Ce moment était le plus merveilleux de ma vie. Ha, si seulement ce rêve pouvait
se réaliser !
Après quelques
longues minutes d’une douce sodomie frénétique, nous nous allongeâmes sur le
côté, je pouvais continuer à sodomiser ma belle Laurie tout en douceur et
savourer au maximum les sensations. Laurie me demandait d’aller de plus en plus
vite. Ce plaisir était d’une intensité extrême.
Quel scénario
agréable mais si frustrant à la fois car Laurie me rend fou et elle ne le sait
même pas !
Le séjour
touche à sa fin, Laurie ne saura rien de l’amour que j’éprouve pour elle. Je
resterai définitivement frustré par ce désir inavoué.

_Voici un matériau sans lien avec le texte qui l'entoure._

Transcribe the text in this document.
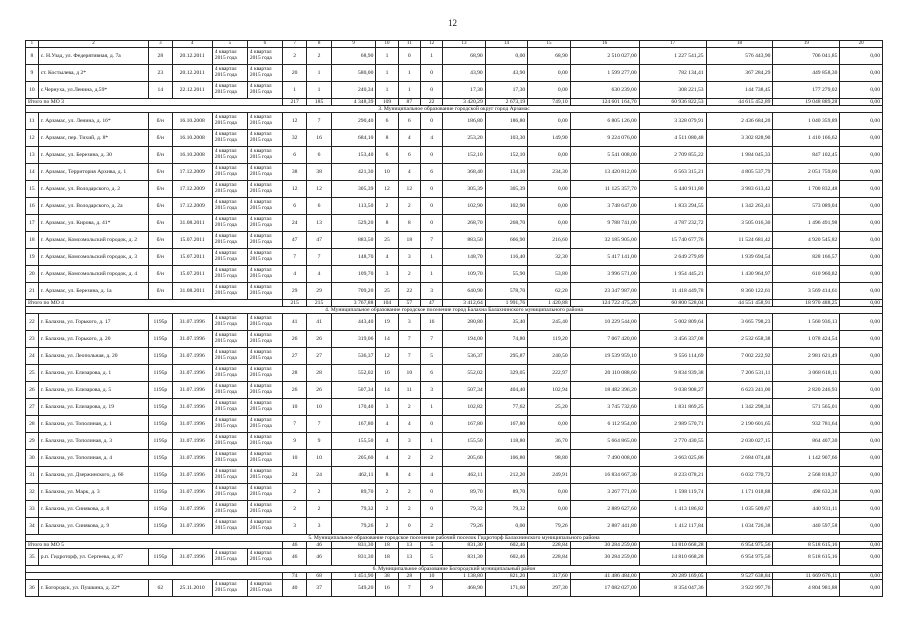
12
1	2	3	4	5	6	7	8	9	10	11	12	13	14	15	16	17	18	19	20
8	с. Н.Узад, ул. Федерятивная, д. 7а	28	20.12.2011	4 квартал
2015 года	4 квартал
2015 года	2	2	68,90	1	0	1	68,90	0,00	68,90	2 510 027,00	1 227 541,25	576 443,90	706 041,85	0,00
9	ст. Костылева, д 2*	23	20.12.2011	4 квартал
2015 года	4 квартал
2015 года	20	1	580,00	1	1	0	43,90	43,90	0,00	1 599 277,00	782 134,41	367 284,29	449 858,30	0,00
10	с.Чернуха, ул.Ленина, д.59*	14	22.12.2011	4 квартал
2015 года	4 квартал
2015 года	1	1	240,34	1	1	0	17,30	17,30	0,00	630 239,00	308 221,53	144 738,45	177 279,02	0,00
Итого по МО 3						217	185	4 348,39	109	87	22	3 420,29	2 673,19	749,10	124 601 164,70	60 936 822,53	44 615 452,89	19 048 889,28	0,00
3. Муниципальное образование городской округ город Арзамас																			
11	г. Арзамас, ул. Ленина, д. 16*	б/н	16.10.2008	4 квартал
2015 года	4 квартал
2015 года	12	7	290,40	6	6	0	186,80	186,80	0,00	6 805 126,00	3 328 079,91	2 436 684,20	1 040 359,89	0,00
12	г. Арзамас, пер. Тихий, д. 8*	б/н	16.10.2008	4 квартал
2015 года	4 квартал
2015 года	32	16	684,10	8	4	4	253,20	103,30	149,90	9 224 076,00	4 511 080,48	3 302 828,90	1 410 166,62	0,00
13	г. Арзамас, ул. Березина, д. 30	б/н	16.10.2008	4 квартал
2015 года	4 квартал
2015 года	6	6	153,40	6	6	0	152,10	152,10	0,00	5 541 008,00	2 709 855,22	1 984 045,33	847 102,45	0,00
14	г. Арзамас, Территория Архива, д. 1	б/н	17.12.2009	4 квартал
2015 года	4 квартал
2015 года	38	38	421,30	10	4	6	368,40	134,10	234,30	13 420 812,00	6 563 315,21	4 805 537,79	2 051 759,00	0,00
15	г. Арзамас, ул. Володарского, д. 2	б/н	17.12.2009	4 квартал
2015 года	4 квартал
2015 года	12	12	305,39	12	12	0	305,39	305,39	0,00	11 125 357,70	5 440 911,80	3 983 613,42	1 700 832,48	0,00
16	г. Арзамас, ул. Володарского, д. 2а	б/н	17.12.2009	4 квартал
2015 года	4 квартал
2015 года	6	6	113,50	2	2	0	102,90	102,90	0,00	3 748 647,00	1 833 294,55	1 342 263,41	573 089,04	0,00
17	г. Арзамас, ул. Кирова, д. 41*	б/н	31.08.2011	4 квартал
2015 года	4 квартал
2015 года	24	13	529,20	8	8	0	268,70	268,70	0,00	9 788 741,00	4 787 232,72	3 505 016,30	1 496 491,98	0,00
18	г. Арзамас, Комсомольский городок, д. 2	б/н	15.07.2011	4 квартал
2015 года	4 квартал
2015 года	47	47	883,50	25	18	7	883,50	666,90	216,60	32 185 905,00	15 740 677,76	11 524 681,42	4 920 545,82	0,00
19	г. Арзамас, Комсомольский городок, д. 3	б/н	15.07.2011	4 квартал
2015 года	4 квартал
2015 года	7	7	148,70	4	3	1	148,70	116,40	32,30	5 417 141,00	2 649 279,89	1 939 694,54	828 166,57	0,00
20	г. Арзамас, Комсомольский городок, д. 4	б/н	15.07.2011	4 квартал
2015 года	4 квартал
2015 года	4	4	109,70	3	2	1	109,70	55,90	53,80	3 996 571,00	1 954 445,21	1 430 964,97	610 960,82	0,00
21	г. Арзамас, ул. Березина, д. 1а	б/н	31.08.2011	4 квартал
2015 года	4 квартал
2015 года	29	29	709,20	25	22	3	640,90	578,70	62,20	23 347 987,00	11 418 449,78	8 360 122,61	3 569 414,61	0,00
Итого по МО 4						215	215	3 767,88	104	57	47	3 412,64	1 991,76	1 420,88	124 722 475,20	60 800 528,04	44 551 458,91	18 970 488,25	0,00
4. Муниципальное образование городское поселение город Балахна Балахнинского муниципального района																			
22	г. Балахна, ул. Горького, д. 17	1195р	31.07.1996	4 квартал
2015 года	4 квартал
2015 года	41	41	443,40	19	3	16	280,80	35,40	245,40	10 229 544,00	5 002 809,64	3 665 798,23	1 560 936,13	0,00
23	г. Балахна, ул. Горького, д. 20	1195р	31.07.1996	4 квартал
2015 года	4 квартал
2015 года	26	26	319,06	14	7	7	194,00	74,80	119,20	7 067 420,00	3 456 337,08	2 532 658,38	1 078 424,54	0,00
24	г. Балахна, ул. Леопольная, д. 20	1195р	31.07.1996	4 квартал
2015 года	4 квартал
2015 года	27	27	536,37	12	7	5	536,37	295,87	240,50	19 539 959,10	9 556 114,69	7 002 222,92	2 981 621,49	0,00
25	г. Балахна, ул. Елизарова, д. 1	1195р	31.07.1996	4 квартал
2015 года	4 квартал
2015 года	28	28	552,02	16	10	6	552,02	329,05	222,97	20 110 088,60	9 834 939,38	7 206 531,11	3 068 618,11	0,00
26	г. Балахна, ул. Елизарова, д. 5	1195р	31.07.1996	4 квартал
2015 года	4 квартал
2015 года	26	26	507,34	14	11	3	507,34	404,40	102,94	18 482 396,20	9 038 908,27	6 623 241,00	2 820 246,93	0,00
27	г. Балахна, ул. Елизарова, д. 19	1195р	31.07.1996	4 квартал
2015 года	4 квартал
2015 года	10	10	170,40	3	2	1	102,82	77,62	25,20	3 745 732,60	1 831 869,25	1 342 298,34	571 565,01	0,00
28	г. Балахна, ул. Тополиная, д. 1	1195р	31.07.1996	4 квартал
2015 года	4 квартал
2015 года	7	7	167,80	4	4	0	167,80	167,80	0,00	6 112 954,00	2 989 570,71	2 190 601,65	932 781,64	0,00
29	г. Балахна, ул. Тополиная, д. 3	1195р	31.07.1996	4 квартал
2015 года	4 квартал
2015 года	9	9	155,50	4	3	1	155,50	118,80	36,70	5 664 865,00	2 770 430,55	2 030 027,15	864 407,30	0,00
30	г. Балахна, ул. Тополиная, д. 4	1195р	31.07.1996	4 квартал
2015 года	4 квартал
2015 года	10	10	205,60	4	2	2	205,60	106,80	98,80	7 490 008,00	3 663 025,86	2 684 074,48	1 142 907,66	0,00
31	г. Балахна, ул. Дзержинского, д. 66	1195р	31.07.1996	4 квартал
2015 года	4 квартал
2015 года	24	24	462,11	8	4	4	462,11	212,20	249,91	16 834 667,30	8 233 078,21	6 032 770,72	2 568 818,37	0,00
32	г. Балахна, ул. Марк, д. 3	1195р	31.07.1996	4 квартал
2015 года	4 квартал
2015 года	2	2	89,70	2	2	0	89,70	89,70	0,00	3 267 771,00	1 598 119,74	1 171 018,88	498 632,38	0,00
33	г. Балахна, ул. Синякова, д. 8	1195р	31.07.1996	4 квартал
2015 года	4 квартал
2015 года	2	2	79,32	2	2	0	79,32	79,32	0,00	2 889 627,60	1 413 186,82	1 035 509,67	440 931,11	0,00
34	г. Балахна, ул. Синякова, д. 9	1195р	31.07.1996	4 квартал
2015 года	4 квартал
2015 года	3	3	79,26	2	0	2	79,26	0,00	79,26	2 887 441,80	1 412 117,84	1 034 726,38	440 597,58	0,00
5. Муниципальное образование городское поселение рабочий поселок Гидроторф Балахнинского муниципального района																			
Итого по МО 5						46	46	831,30	18	13	5	831,30	602,46	228,84	30 284 259,00	14 810 668,28	6 954 975,56	8 518 615,16	0,00
35	р.п. Гидроторф, ул. Сергеева, д. 87	1195р	31.07.1996	4 квартал
2015 года	4 квартал
2015 года	46	46	831,30	18	13	5	831,30	602,46	228,84	30 284 259,00	14 810 668,28	6 954 975,56	8 518 615,16	0,00
6. Муниципальное образование Богородский муниципальный район																			
						74	68	1 451,90	38	28	10	1 138,80	821,20	317,60	41 486 484,00	20 289 169,05	9 527 638,84	11 669 676,11	0,00
36	г. Богородск, ул. Пушкина, д. 22*	62	25.11.2010	4 квартал
2015 года	4 квартал
2015 года	40	37	549,20	16	7	9	468,90	171,60	297,30	17 082 027,00	8 354 047,36	3 922 997,76	4 804 981,88	0,00
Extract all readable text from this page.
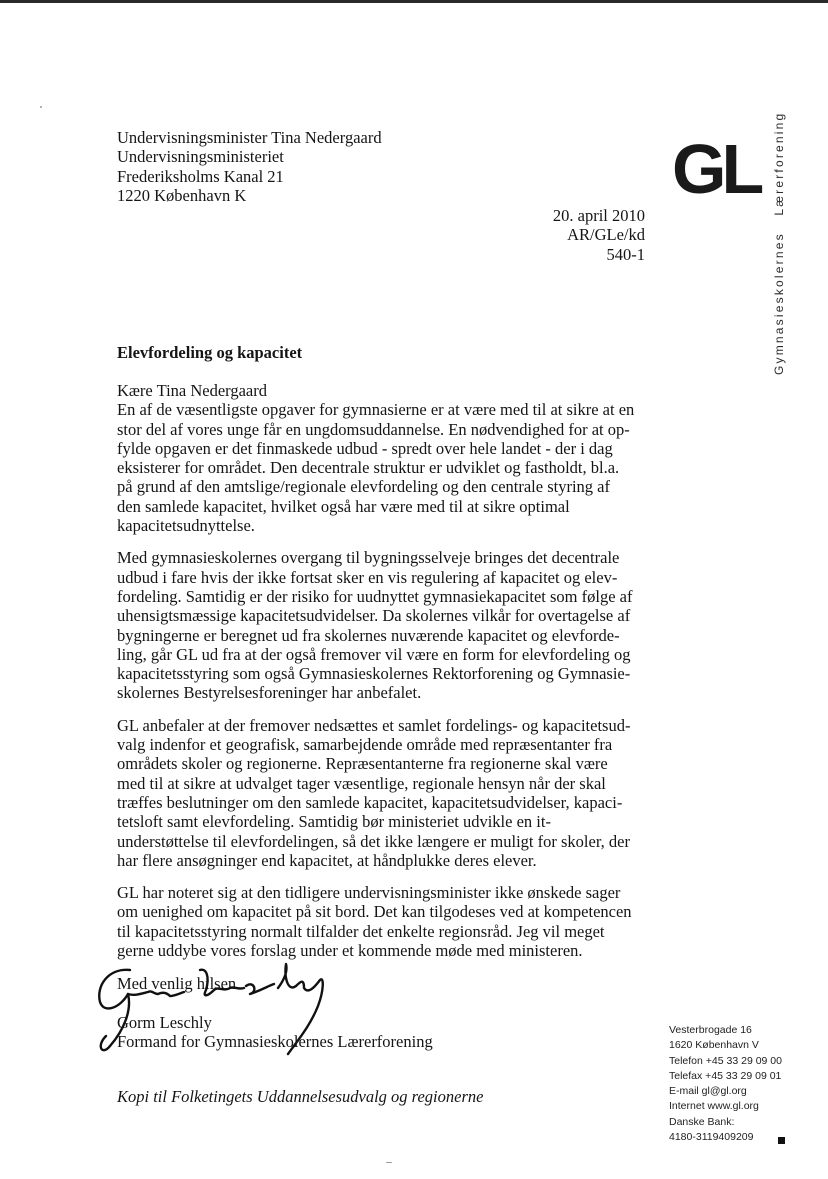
Undervisningsminister Tina Nedergaard
Undervisningsministeriet
Frederiksholms Kanal 21
1220 København K
20. april 2010
AR/GLe/kd
540-1
GL
Gymnasieskolernes   Lærerforening
Elevfordeling og kapacitet

Kære Tina Nedergaard

En af de væsentligste opgaver for gymnasierne er at være med til at sikre at en

stor del af vores unge får en ungdomsuddannelse. En nødvendighed for at op-

fylde opgaven er det finmaskede udbud - spredt over hele landet - der i dag

eksisterer for området. Den decentrale struktur er udviklet og fastholdt, bl.a.

på grund af den amtslige/regionale elevfordeling og den centrale styring af

den samlede kapacitet, hvilket også har være med til at sikre optimal

kapacitetsudnyttelse.

Med gymnasieskolernes overgang til bygningsselveje bringes det decentrale

udbud i fare hvis der ikke fortsat sker en vis regulering af kapacitet og elev-

fordeling. Samtidig er der risiko for uudnyttet gymnasiekapacitet som følge af

uhensigtsmæssige kapacitetsudvidelser. Da skolernes vilkår for overtagelse af

bygningerne er beregnet ud fra skolernes nuværende kapacitet og elevforde-

ling, går GL ud fra at der også fremover vil være en form for elevfordeling og

kapacitetsstyring som også Gymnasieskolernes Rektorforening og Gymnasie-

skolernes Bestyrelsesforeninger har anbefalet.

GL anbefaler at der fremover nedsættes et samlet fordelings- og kapacitetsud-

valg indenfor et geografisk, samarbejdende område med repræsentanter fra

områdets skoler og regionerne. Repræsentanterne fra regionerne skal være

med til at sikre at udvalget tager væsentlige, regionale hensyn når der skal

træffes beslutninger om den samlede kapacitet, kapacitetsudvidelser, kapaci-

tetsloft samt elevfordeling. Samtidig bør ministeriet udvikle en it-

understøttelse til elevfordelingen, så det ikke længere er muligt for skoler, der

har flere ansøgninger end kapacitet, at håndplukke deres elever.

GL har noteret sig at den tidligere undervisningsminister ikke ønskede sager

om uenighed om kapacitet på sit bord. Det kan tilgodeses ved at kompetencen

til kapacitetsstyring normalt tilfalder det enkelte regionsråd. Jeg vil meget

gerne uddybe vores forslag under et kommende møde med ministeren.

Med venlig hilsen

Gorm Leschly
Formand for Gymnasieskolernes Lærerforening
Kopi til Folketingets Uddannelsesudvalg og regionerne
Vesterbrogade 16
1620 København V
Telefon +45 33 29 09 00
Telefax +45 33 29 09 01
E-mail gl@gl.org
Internet www.gl.org
Danske Bank:
4180-3119409209
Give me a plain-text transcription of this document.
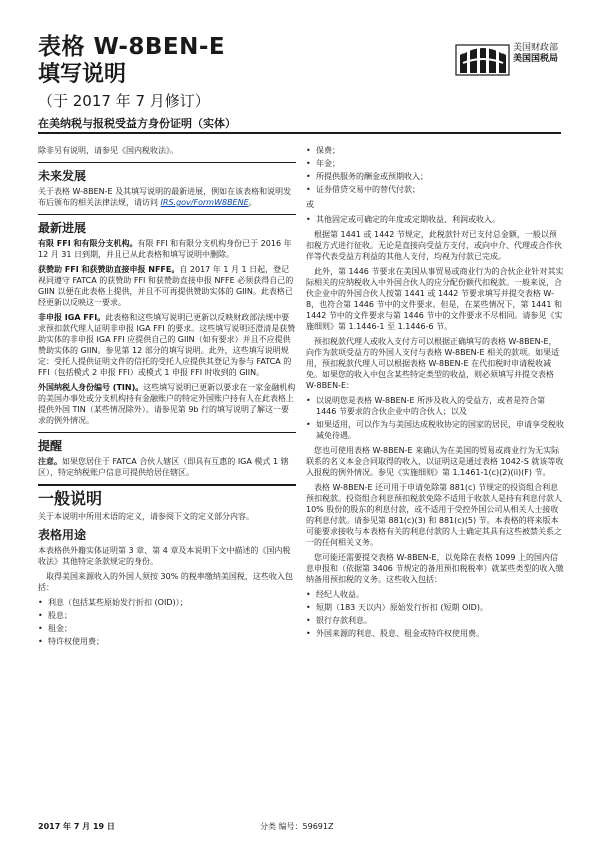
表格 W-8BEN-E
填写说明
（于 2017 年 7 月修订）
在美纳税与报税受益方身份证明（实体）
美国财政部
美国国税局

除非另有说明，请参见《国内税收法》。

未来发展

关于表格 W-8BEN-E 及其填写说明的最新进展，例如在该表格和说明发布后颁布的相关法律法规，请访问 IRS.gov/FormW8BENE。

最新进展

有限 FFI 和有限分支机构。有限 FFI 和有限分支机构身份已于 2016 年 12 月 31 日到期，并且已从此表格和填写说明中删除。

获赞助 FFI 和获赞助直接申报 NFFE。自 2017 年 1 月 1 日起，登记视同遵守 FATCA 的获赞助 FFI 和获赞助直接申报 NFFE 必须获得自己的 GIIN 以便在此表格上提供，并且不可再提供赞助实体的 GIIN。此表格已经更新以反映这一要求。

非申报 IGA FFI。此表格和这些填写说明已更新以反映财政部法规中要求预扣款代理人证明非申报 IGA FFI 的要求。这些填写说明还澄清是获赞助实体的非申报 IGA FFI 应提供自己的 GIIN（如有要求）并且不应提供赞助实体的 GIIN。参见第 12 部分的填写说明。此外，这些填写说明规定：受托人提供证明文件的信托的受托人应提供其登记为参与 FATCA 的 FFI（包括模式 2 申报 FFI）或模式 1 申报 FFI 时收到的 GIIN。

外国纳税人身份编号 (TIN)。这些填写说明已更新以要求在一家金融机构的美国办事处或分支机构持有金融账户的特定外国账户持有人在此表格上提供外国 TIN（某些情况除外）。请参见第 9b 行的填写说明了解这一要求的例外情况。

提醒

注意。如果您居住于 FATCA 合伙人辖区（即具有互惠的 IGA 模式 1 辖区），特定纳税账户信息可提供给居住辖区。

一般说明

关于本说明中所用术语的定义，请参阅下文的定义部分内容。

表格用途

本表格供外籍实体证明第 3 章、第 4 章及本说明下文中描述的《国内税收法》其他特定条款规定的身份。

取得美国来源收入的外国人须按 30% 的税率缴纳美国税，这些收入包括：

• 利息（包括某些原始发行折扣 (OID)）；
• 股息；
• 租金；
• 特许权使用费；
• 保费；
• 年金；
• 所提供服务的酬金或预期收入；
• 证券借贷交易中的替代付款；

或

• 其他固定或可确定的年度或定期收益、利润或收入。

根据第 1441 或 1442 节规定，此税款针对已支付总金额，一般以预扣税方式进行征收。无论是直接向受益方支付，或向中介、代理或合作伙伴等代表受益方利益的其他人支付，均视为付款已完成。

此外，第 1446 节要求在美国从事贸易或商业行为的合伙企业针对其实际相关的应纳税收入中外国合伙人的应分配份额代扣税款。一般来说，合伙企业中的外国合伙人按第 1441 或 1442 节要求填写并提交表格 W-8，也符合第 1446 节中的文件要求。但是，在某些情况下，第 1441 和 1442 节中的文件要求与第 1446 节中的文件要求不尽相同。请参见《实施细则》第 1.1446-1 至 1.1446-6 节。

预扣税款代理人或收入支付方可以根据正确填写的表格 W-8BEN-E，向作为款项受益方的外国人支付与表格 W-8BEN-E 相关的款项。如果适用，预扣税款代理人可以根据表格 W-8BEN-E 在代扣税时申请税收减免。如果您的收入中包含某些特定类型的收益，则必须填写并提交表格 W-8BEN-E：

• 以说明您是表格 W-8BEN-E 所涉及收入的受益方，或者是符合第 1446 节要求的合伙企业中的合伙人；以及
• 如果适用，可以作为与美国达成税收协定的国家的居民，申请享受税收减免待遇。

您也可使用表格 W-8BEN-E 来确认为在美国的贸易或商业行为无实际联系的名义本金合同取得的收入，以证明这是通过表格 1042-S 就该等收入报税的例外情况。参见《实施细则》第 1.1461-1(c)(2)(ii)(F) 节。

表格 W-8BEN-E 还可用于申请免除第 881(c) 节规定的投资组合利息预扣税款。投资组合利息预扣税款免除不适用于收款人是持有利息付款人 10% 股份的股东的利息付款，或不适用于受控外国公司从相关人士接收的利息付款。请参见第 881(c)(3) 和 881(c)(5) 节。本表格的将来版本可能要求接收与本表格有关的利息付款的人士确定其具有这些被禁关系之一的任何相关义务。

您可能还需要提交表格 W-8BEN-E，以免除在表格 1099 上的国内信息申报和（依据第 3406 节规定的备用预扣税税率）就某些类型的收入缴纳备用预扣税的义务。这些收入包括：

• 经纪人收益。
• 短期（183 天以内）原始发行折扣 (短期 OID)。
• 银行存款利息。
• 外国来源的利息、股息、租金或特许权使用费。
2017 年 7 月 19 日	分类 编号：59691Z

Nous sommes mercredi, le séjour de la colonie se termine dimanche soir, je suis
malheureux de n’avoir rien pu faire, rien pu dire.
J’ai regardé
Laurie, apprécié ses courbes. J’ai été extasié par la beauté de sa poitrine,
l’éclat de ses jolis yeux verts et elle n’en saura jamais rien.
Peut-être
tombera-t-elle un jour sur cet ouvrage ? Sera-t-il trop tard ?
Il ne s’est
rien passé, j’ai fantasmé sur les courbes majestueuses de la douce Laurie et
inhibé mes désirs pour elle avec amertume.
Laurie, si tu
me lis, dis-moi que tu ne ressentais rien pour moi. Dis-moi que tu ne m’avais
même pas remarqué. Je voudrais pourtant que nos bouches et nos corps s’unissent,
je crois que je t’aime ! C’est incompréhensible, l’amour a croisé mon chemin et
je n’ai pas su l’attraper. Je suis amoureux de Laurie, rien n’y prédisposait
pourtant. Triste, malheureux et abattu, je me morfonds seul dans mes regrets et
je m’en veux terriblement de ne pas avoir déclarer l’amour enflammé que
j’éprouvais et éprouve toujours au fond de moi, à ma douce et belle animatrice,
Laurie.
Je reste là,
allongé dans mon transat, extrêmement frustré et triste de voir partir cette
jolie perle qui m’a mis en émoi intense durant ces quinze jours.